Book Review: David Pogue's Missing Manual on Switching to a Mac
As I was preparing columns on how new users might deal with moving to a Mac environment, David Pogue's book on switching turned up in my mailbox.
I recently reviewed his Missing Manual for Leopard and although they share some technical information, this takes a totally different approach and is somewhat shorter at 590 pages compared to the Missing Manual for Leopard at 894 pages. The emphasis is less on the technical, although Pogue's clear writing makes this easy, but more on what to expect. After Contents and a brief Introduction, the book has four main sections plus Appendices.
Part One, Welcome to the Macintosh has four chapters on How the Mac is Different; Folders, Dock and Windows; Files, Icons and Spotlight; and Documents, Programs and Spaces. The new user is introduced to OS X and what it looks like. There are extensive illustrations (black and white) plus grey boxes with additional information.

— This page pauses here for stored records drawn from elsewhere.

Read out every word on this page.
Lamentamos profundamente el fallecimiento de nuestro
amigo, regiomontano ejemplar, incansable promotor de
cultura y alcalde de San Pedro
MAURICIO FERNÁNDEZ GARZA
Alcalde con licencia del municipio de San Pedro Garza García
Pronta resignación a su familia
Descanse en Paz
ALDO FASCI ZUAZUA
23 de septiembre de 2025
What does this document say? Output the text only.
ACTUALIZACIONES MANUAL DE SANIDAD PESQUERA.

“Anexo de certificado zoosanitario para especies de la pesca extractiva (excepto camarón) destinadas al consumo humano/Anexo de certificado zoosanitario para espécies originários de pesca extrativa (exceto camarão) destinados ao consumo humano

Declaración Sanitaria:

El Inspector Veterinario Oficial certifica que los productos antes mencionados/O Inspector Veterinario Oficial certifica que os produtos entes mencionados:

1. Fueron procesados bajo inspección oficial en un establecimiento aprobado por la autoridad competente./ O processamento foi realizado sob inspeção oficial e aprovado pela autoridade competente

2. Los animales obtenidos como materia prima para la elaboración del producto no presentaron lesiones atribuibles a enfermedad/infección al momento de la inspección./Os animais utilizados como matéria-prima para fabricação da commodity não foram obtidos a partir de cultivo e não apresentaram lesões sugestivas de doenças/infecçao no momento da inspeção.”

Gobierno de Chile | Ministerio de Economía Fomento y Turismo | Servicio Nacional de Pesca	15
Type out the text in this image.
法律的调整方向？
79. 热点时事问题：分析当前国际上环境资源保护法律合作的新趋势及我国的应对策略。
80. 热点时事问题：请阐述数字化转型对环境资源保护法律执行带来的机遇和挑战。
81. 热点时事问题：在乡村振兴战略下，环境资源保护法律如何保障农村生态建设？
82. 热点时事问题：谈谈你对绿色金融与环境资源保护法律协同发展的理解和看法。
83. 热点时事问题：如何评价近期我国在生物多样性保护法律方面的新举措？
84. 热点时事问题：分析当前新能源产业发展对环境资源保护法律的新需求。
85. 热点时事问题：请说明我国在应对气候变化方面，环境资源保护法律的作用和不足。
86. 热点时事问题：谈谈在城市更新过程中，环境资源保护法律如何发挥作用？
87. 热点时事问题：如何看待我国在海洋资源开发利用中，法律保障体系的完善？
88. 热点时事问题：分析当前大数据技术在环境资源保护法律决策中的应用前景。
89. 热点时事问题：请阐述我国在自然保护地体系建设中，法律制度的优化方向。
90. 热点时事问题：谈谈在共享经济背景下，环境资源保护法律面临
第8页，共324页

As I have found, many difficulties are simply because a new user, used to Microsoft Windows operations -- with all the commands and terminology -- is bound to get into difficulties when trying the new operating system: "Why can't I just do it like I can on Windows?" The answer may be that, you can, but it is different: Pogue provides some answers, but a new user has to be listening.
Part Two is entitled, "Moving In". Here, the book looks at how to transfer data and at working practices. Chapter 5, Eight Ways to Transfer your Files, contains sections on programs and technologies that will be used. As ever, when reading one of these Missing Manuals, I learn something new. Although I am familiar with Bluetooth and network transfers, as well as some of the other suggestions here, I did not know iTornado: an $80 file transfer device that uses USB. Networking comes free of course.
The Chapter on transferring email and contacts is useful as it examines how that essential data may be used on the Mac and refers to widely used programs, like Outlook and Eudora. Users have invested a lot in these and need to know how to continue to use the information.
Similarly, Windows users are familiar with applications that either do not exist on the Mac or have important differences. Chapter 7 has 56 brief sub-sections running from ACDSee to Yahoo Messenger, with Children's Programs, Limewire and Minesweeper between. I feel that Pogue is in error in suggesting Norton Utilities for OS X as equivalent for the version available for Windows. This has caused severe problems on OS X in the past and is now discontinued.
I also feel that too few alternatives are suggested. A common complaint is the lack of applications for Macs: a quick look online at VersionTracker or MacUpdate disproves that. When he mentions Paint Shop Pro, we are reminded of Adobe's products and Apple's iPhoto, with a brief comment on the graphics functions of Preview, but there are many more applications that can be used when working with graphics on a Mac. I will be writing on these within a couple of weeks.
Chapter 8 examines the use of Windows on Macs, looking first at Apple's own BootCamp and then at the alternatives of Parallels Desktop and VMWare Fusion. The following chapter examines the hardware, beginning with the printer: one of the more important output devices. Explaining how easy this is for most users with USB Inkjet printers, allows the author to inject a little humour. For those who do not have the easy track, there is more detail followed by sections on other hardware and how to use these devices.
The three chapters in Part Three look at the various ways to connect to the Internet, beginning with the set up, examining Mail and Address Book and ending with Safari (the browser) and iChat.
By the time we have reached Part Four, Putting Down Roots, we have moved almost entirely to the Mac and are examining less of how Windows can be compared and more of what OS X does. This begins with Security and Accounts, then moves to a more detailed look at Networking, followed by the System Preferences, one of the keys to controlling the Mac. Finally in this section, there are the applications that come included as part of an installation on all new Macs. Although brief (some like iTunes or iPhoto have their own books), this provides useful outlines for new users.
Finally, there are three Appendices: Troubleshooting; Where'd It Go? (sic), which is a reference to Windows and Mac terminology; and the Master Mac Keystroke List -- one of the most useful parts of the book.
With one or two reservations, this book would be valuable for anyone moving to the Mac and would be a useful complement to online sources and other advice.